In this excerpt from When The Chocolate Runs Out, the newly published “Little Book of Wisdom” by the late Lama Yeshe, the pioneering Tibetan Buddhist teacher addresses the matter of “stuff” — and how it relates to our difficulties as people trying to live meaningful lives.
To overcome your suffering you don’t have to give up all your possessions. Keep your possessions; they’re not what’s making your life difficult. You’re restless because you are clinging to your possessions and pleasures with attachment.
But don’t go throwing all your furniture into the street: “Lama Yeshe said I have too much attachment! I’d better get rid of all my stuff!”
Contrary to what some people might believe, there is nothing wrong with having pleasures and enjoyments.
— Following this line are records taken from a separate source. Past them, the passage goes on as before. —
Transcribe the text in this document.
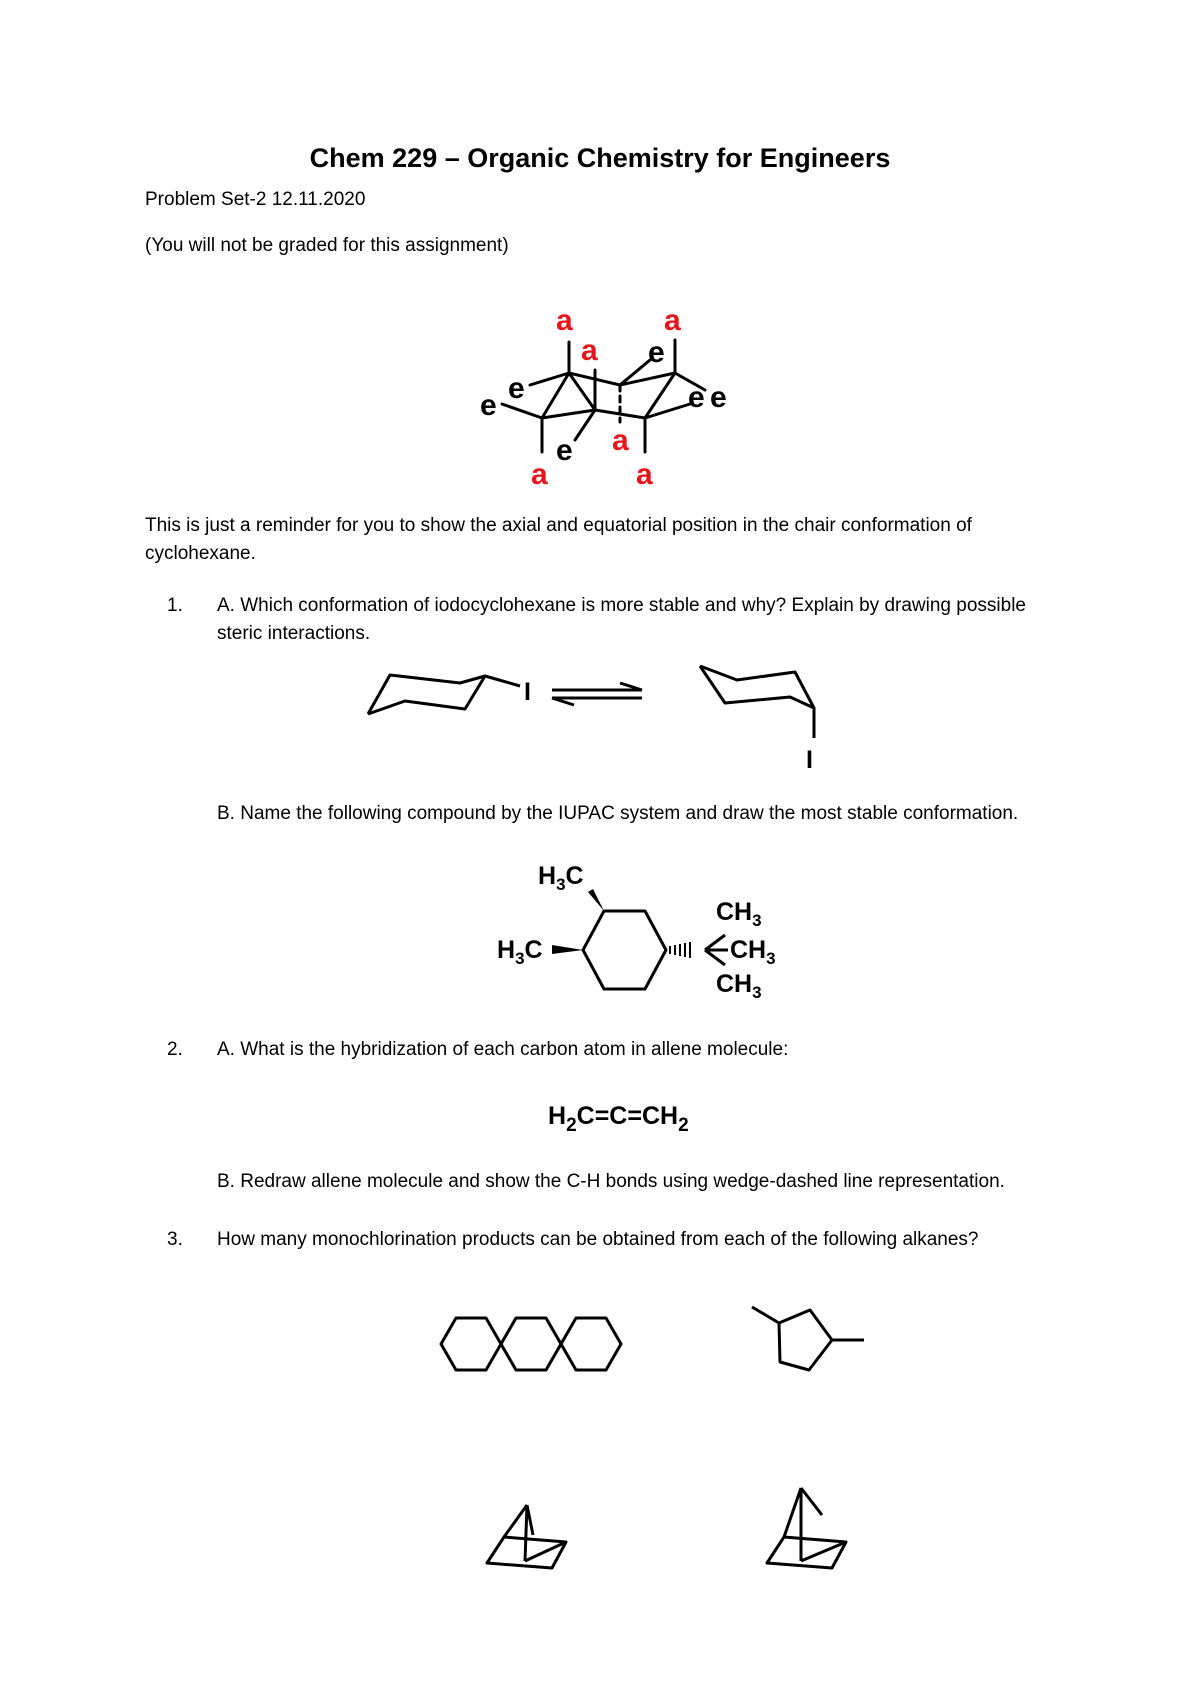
Chem 229 – Organic Chemistry for Engineers
Problem Set-2 12.11.2020
(You will not be graded for this assignment)
a
a
a
a
a	a
e
e
e
e
e e
This is just a reminder for you to show the axial and equatorial position in the chair conformation of cyclohexane.
1. A. Which conformation of iodocyclohexane is more stable and why? Explain by drawing possible steric interactions.
I
I
B. Name the following compound by the IUPAC system and draw the most stable conformation.
$H_3C$
$H_3C$
$CH_3$
$CH_3$
$CH_3$
2. A. What is the hybridization of each carbon atom in allene molecule:
$H_2C=C=CH_2$
B. Redraw allene molecule and show the C-H bonds using wedge-dashed line representation.
3. How many monochlorination products can be obtained from each of the following alkanes?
What is wrong is the confused way we grasp on to these pleasures, turning them from a source of happiness into a source of pain and dissatisfaction.
Enjoy your material life as much as you can, but at the same time, understand the nature of your enjoyment — the hallucinatory, impermanent nature of both the object you are enjoying and the mind that is experiencing that enjoyment and how the two relate. This is the renunciation of becoming more reasonable through knowing the characteristic nature of pleasure and of the objects of pleasure.
The truly rich person is the one who has a satisfied mind. The affluence of satisfaction comes from wisdom, not from external things.